'Weed tours' attract Floridians

Marijuana trips to Colorado new 'green tourism'

TAMPA, Fla. -

When Colorado approved the use of marijuana for recreational use, many students waited for the day when they could show up in the Rocky Mountains and take part in a new form of the high life. Legally.

"A lot of my generation smokes, so it was talked about," said Tori Warren, a University of Tampa student. "I feel like a lot of people look at it like it's the same as cigarettes."

"I know people who went there just to get marijuana," said Mary Horn, a UT student who remembered classmates who applied to college in Colorado after the historic vote.

"A couple of friends looked into going to school there solely for that reason," Horn said.

Now that marijuana is available at regulated distribution centers, websites have been appearing promoting so-called "green tourism" aimed at people interested in legal marijuana.  

Websites like coloradogreentours.com offers a long list of travel options, including tours of growing facilities and limousine rides to stores that sell pot.  

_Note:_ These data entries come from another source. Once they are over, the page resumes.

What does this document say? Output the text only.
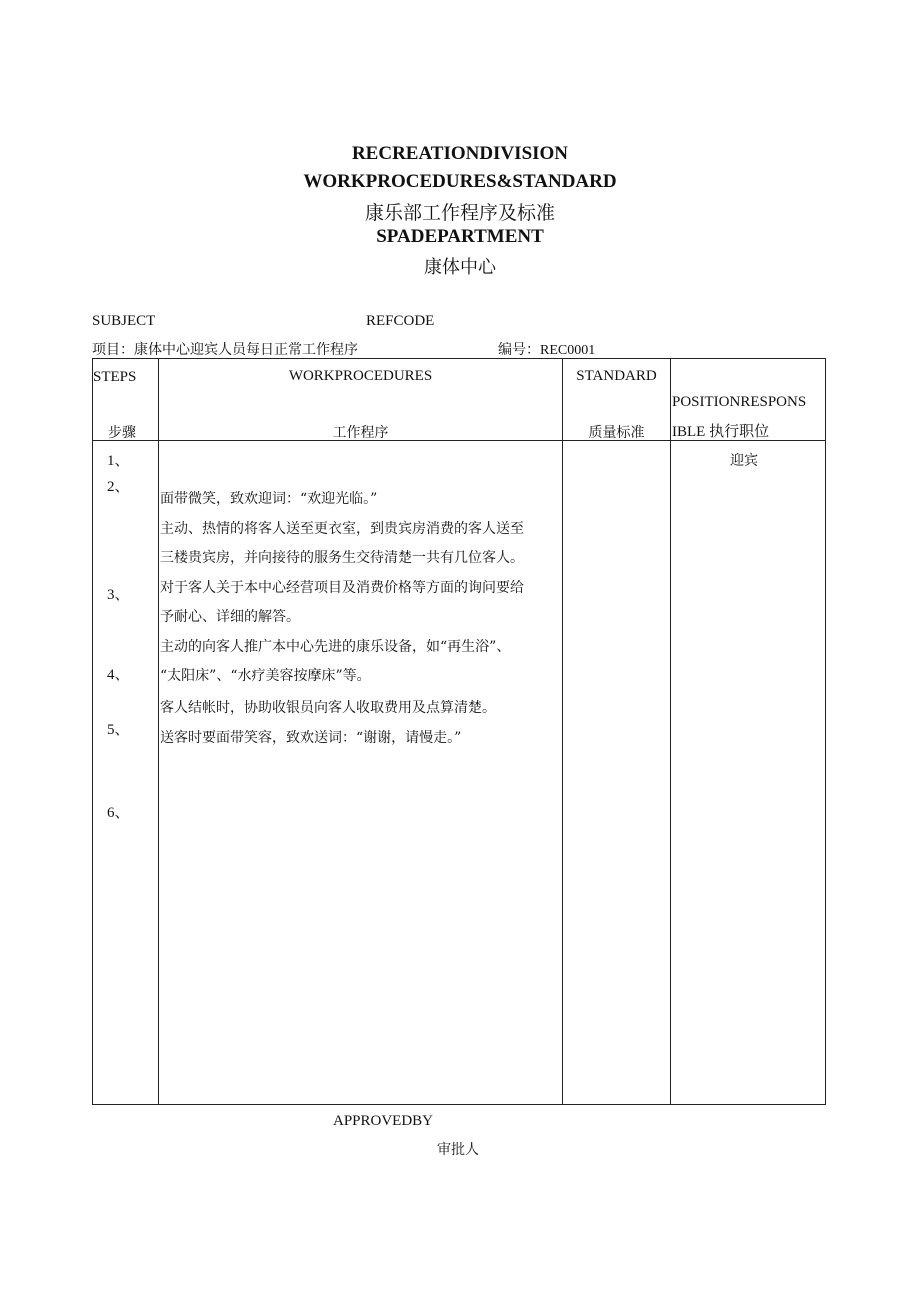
RECREATIONDIVISION
WORKPROCEDURES&STANDARD
康乐部工作程序及标准
SPADEPARTMENT
康体中心
SUBJECT	REFCODE
项目：康体中心迎宾人员每日正常工作程序	编号：REC0001
STEPS
步骤
WORKPROCEDURES
工作程序
STANDARD
质量标准
POSITIONRESPONS
IBLE 执行职位
1、
2、
3、
4、
5、
6、
面带微笑，致欢迎词：“欢迎光临。”
主动、热情的将客人送至更衣室，到贵宾房消费的客人送至
三楼贵宾房，并向接待的服务生交待清楚一共有几位客人。
对于客人关于本中心经营项目及消费价格等方面的询问要给
予耐心、详细的解答。
主动的向客人推广本中心先进的康乐设备，如“再生浴”、
“太阳床”、“水疗美容按摩床”等。
客人结帐时，协助收银员向客人收取费用及点算清楚。
送客时要面带笑容，致欢送词：“谢谢，请慢走。”
迎宾
APPROVEDBY
审批人
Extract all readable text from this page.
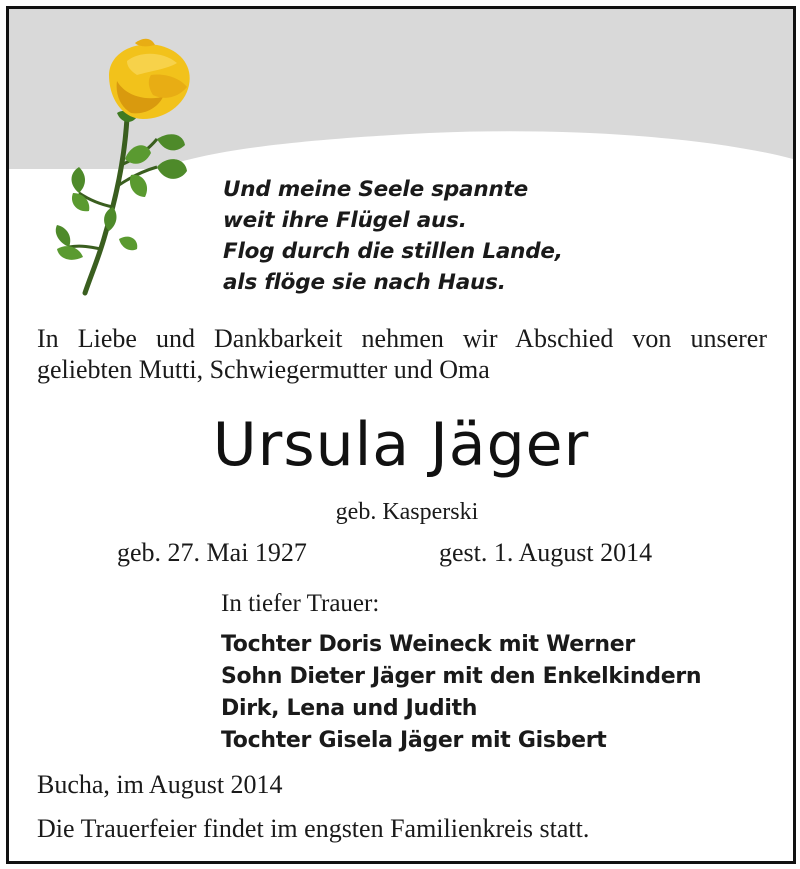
Und meine Seele spannte
weit ihre Flügel aus.
Flog durch die stillen Lande,
als flöge sie nach Haus.
In Liebe und Dankbarkeit nehmen wir Abschied von unserer geliebten Mutti, Schwiegermutter und Oma
Ursula Jäger
geb. Kasperski
geb. 27. Mai 1927	gest. 1. August 2014
In tiefer Trauer:
Tochter Doris Weineck mit Werner
Sohn Dieter Jäger mit den Enkelkindern
Dirk, Lena und Judith
Tochter Gisela Jäger mit Gisbert
Bucha, im August 2014
Die Trauerfeier findet im engsten Familienkreis statt.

Weedmaps.com is offering a Groupon-style promotion showing where interested buyers can get deals on marijuana. It all makes for an exciting trip for a certain type of spring breaker, or anyone else curious about Colorado's newly-passed liberty.

"I think definitely they'll try to get out there because they can smoke and do whatever they want to do and have fun," UT freshman Ricardo Williams said.

The interest in Colorado's pot movement gave travel businesswoman Tammy Levent of Palm Harbor the idea to set up tours for Floridians interested in going there. But she quickly ran into a problem.

"It's a federal crime if I go out and promote something for Colorado even though it's recreational," said Levent, who's following the legal advice of her attorney.

"I can't do anything about it online. I can't do it because it's illegal in this state," Levent said.

Most of the websites offering tours are based in Colorado, and many won't book out-of-state visitors until they cross state lines first.

Florida tourism officials, including those in Pinellas County, said they had been monitoring Colorado's promotion strategy following the legalization of recreational marijuana use. They were expecting an advertising campaign, only to find that the plan was delayed last week after concerns were raised about how it might portray the state around the country and the world.

The legal issue may also have played a role in Colorado reconsidering pot promotion.

But the state may not need much promotion, as many people in Florida are interested in weed tours, Levent said.

"I've had a tremendous response and people think that could be a huge moneymaker," Levent said. "Just like you do Sonoma and wine tours. There's no difference."